Emotionaler Prozess in Oslo: Nacktbilder als Beweismittel
Am 15. Verhandlungstag im Strafprozess gegen Marius Borg Høiby (29) in Oslo kam es zu einer dramatischen Wendung. Im Gerichtssaal wurden plötzlich freizügige Instagram-Fotos der Ex-Freundin Nora Haukland (29) auf den Bildschirmen gezeigt. Die Beziehung der beiden dauerte von 2022 bis 2023.
Anwalt greift Social-Media-Vergangenheit an
Der Anwalt von Marius Borg Høiby, Petar Sekulic, griff tief in die Social-Media-Vergangenheit von Nora Haukland. Seine Strategie war klar: Er wollte die ehemalige Partnerin seines Mandanten in ein schlechtes Licht rücken. Sekulics Behauptung lautete, dass Nora Haukland das Rampenlicht geliebt und aktiv gesucht habe. Die Beziehung mit Marius und die Veröffentlichung halbnackter Fotos seien angeblich nur Mittel zum Zweck gewesen, um als Influencerin erfolgreich zu sein.

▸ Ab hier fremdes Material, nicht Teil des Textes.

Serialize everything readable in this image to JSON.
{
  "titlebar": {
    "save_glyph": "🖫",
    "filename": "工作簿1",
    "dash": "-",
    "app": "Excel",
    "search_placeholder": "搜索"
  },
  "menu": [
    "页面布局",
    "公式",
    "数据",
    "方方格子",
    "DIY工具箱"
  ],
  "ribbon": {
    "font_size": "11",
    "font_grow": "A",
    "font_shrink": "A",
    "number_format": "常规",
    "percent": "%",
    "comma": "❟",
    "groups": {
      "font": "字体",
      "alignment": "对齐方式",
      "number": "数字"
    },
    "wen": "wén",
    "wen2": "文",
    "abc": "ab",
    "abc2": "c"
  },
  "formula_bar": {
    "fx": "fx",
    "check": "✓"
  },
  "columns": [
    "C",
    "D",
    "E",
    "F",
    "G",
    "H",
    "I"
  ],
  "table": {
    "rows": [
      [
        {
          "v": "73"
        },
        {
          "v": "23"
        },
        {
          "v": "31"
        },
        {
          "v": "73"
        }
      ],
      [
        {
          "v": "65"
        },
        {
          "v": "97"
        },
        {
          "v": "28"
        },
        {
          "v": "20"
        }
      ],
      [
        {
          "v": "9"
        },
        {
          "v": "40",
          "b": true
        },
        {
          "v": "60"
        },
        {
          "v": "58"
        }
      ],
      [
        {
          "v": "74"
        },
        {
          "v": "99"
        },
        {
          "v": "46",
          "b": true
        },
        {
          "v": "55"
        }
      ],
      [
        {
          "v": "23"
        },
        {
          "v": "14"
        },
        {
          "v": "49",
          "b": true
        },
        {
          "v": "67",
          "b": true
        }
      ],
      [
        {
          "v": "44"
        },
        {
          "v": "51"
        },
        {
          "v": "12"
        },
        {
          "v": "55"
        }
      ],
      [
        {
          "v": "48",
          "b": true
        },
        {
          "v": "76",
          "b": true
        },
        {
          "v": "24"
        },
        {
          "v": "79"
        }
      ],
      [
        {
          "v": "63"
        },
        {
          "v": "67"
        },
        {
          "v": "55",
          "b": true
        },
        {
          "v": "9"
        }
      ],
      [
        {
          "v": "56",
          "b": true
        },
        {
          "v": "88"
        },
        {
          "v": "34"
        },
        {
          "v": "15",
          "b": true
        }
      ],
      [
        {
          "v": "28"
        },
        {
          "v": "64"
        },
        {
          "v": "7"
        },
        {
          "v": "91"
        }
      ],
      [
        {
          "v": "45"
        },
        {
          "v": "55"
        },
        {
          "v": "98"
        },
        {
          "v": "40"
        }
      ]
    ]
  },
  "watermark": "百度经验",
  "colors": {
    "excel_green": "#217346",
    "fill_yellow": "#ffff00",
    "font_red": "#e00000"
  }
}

Unter den gezeigten Bildern befand sich ein besonders freizügiges Foto: Nora Haukland in einem knappen Latex-Kleid, während ihre Freundin Sophie Isachsen ihr den nackten Po leckt, der lediglich von einem Latex-Minirock bedeckt ist. Alle diese Aufnahmen waren öffentlich auf Instagram gepostet worden. Marius Borg Høiby reagierte damals mit einem gekränkten Kommentar: „Was zum Teufel tust du mir an? Komm gar nicht erst, ich gehe nach Hause. Schönen Abend noch.“
Marius Borg Høiby: Tränen und Anschuldigungen
Vor Gericht brach Marius Borg Høiby in Tränen aus. Er schilderte, wie er sich in der Beziehung mit Nora Haukland gefühlt habe: „In der Beziehung mit Nora hatten ich und das, was mich betraf, überhaupt keine Bedeutung. Es ging immer nur um sie. Damit hat sie mich dazu gebracht, mich saumäßig schlecht zu fühlen. Jetzt im Nachhinein merke ich, dass ich einfach nur benutzt wurde.“ Der 29-Jährige berichtete zudem von sozialen Konsequenzen: „Ich habe alle Freunde verloren, niemand will mehr Kontakt mit mir haben.“
Sein emotionaler Ausbruch bewegte auch seinen Vater Morten Borg (57), der im Gerichtssaal anwesend war und sichtlich geschockt reagierte. Zuvor hatten sich Vater und Sohn noch zugelächelt, doch die Enthüllungen der Verhandlung schienen die Stimmung zu verändern.
Zeugin Sophie Isachsen: Reality-Doku und Bikini-Fotos
Als zweite Zeugin wurde die 31-jährige Sophie Isachsen vernommen, eine der bekanntesten Influencerinnen Norwegens und enge Freundin von Nora Haukland. Marius Borg Høiby hatte zuvor behauptet, Isachsen habe einen schlechten Einfluss auf seine Ex-Freundin ausgeübt.
Die Vernehmung drehte sich um Fotos, die während eines Drehs für die Reality-Doku „Girls of Oslo“ im Sommer 2023 entstanden waren. Marius war damals verärgert, weil Nora Haukland auf einem Posting im Bikini zu sehen war. Sophie Isachsen verteidigte ihre Freundin mit den Worten: „Es ist ein Boot, wir anderen sitzen da auch in Bikinis, soll sie da etwa in einer Burka sitzen?“
Während der gesamten Vernehmung von Sophie Isachsen würdigte Marius Borg Høiby die Zeugin keines Blickes. Er schien vertieft in seinen Notizblock, als wolle er die Situation ignorieren. Die Zeichnerin im Gerichtssaal hielt diesen Moment fest: Marius, konzentriert auf seine Notizen, während um ihn herum die emotionalen Aussagen und Enthüllungen den Prozess bestimmten.
Hintergrund: Königliche Familie und öffentliches Interesse
Marius Borg Høiby ist der Sohn von Mette-Marit (52) und Stiefsohn von Kronprinz Haakon (52) von Norwegen. Aus Rücksicht auf seine königliche Familie wollte er stets anzügliche Fotos und öffentliche Skandale vermeiden. Dies macht den aktuellen Prozess und die Enthüllung privater Social-Media-Inhalte besonders brisant. Die Kombination aus königlichem Hintergrund, Influencer-Kultur und gerichtlichen Auseinandersetzungen sorgt für anhaltendes Medieninteresse an diesem Fall.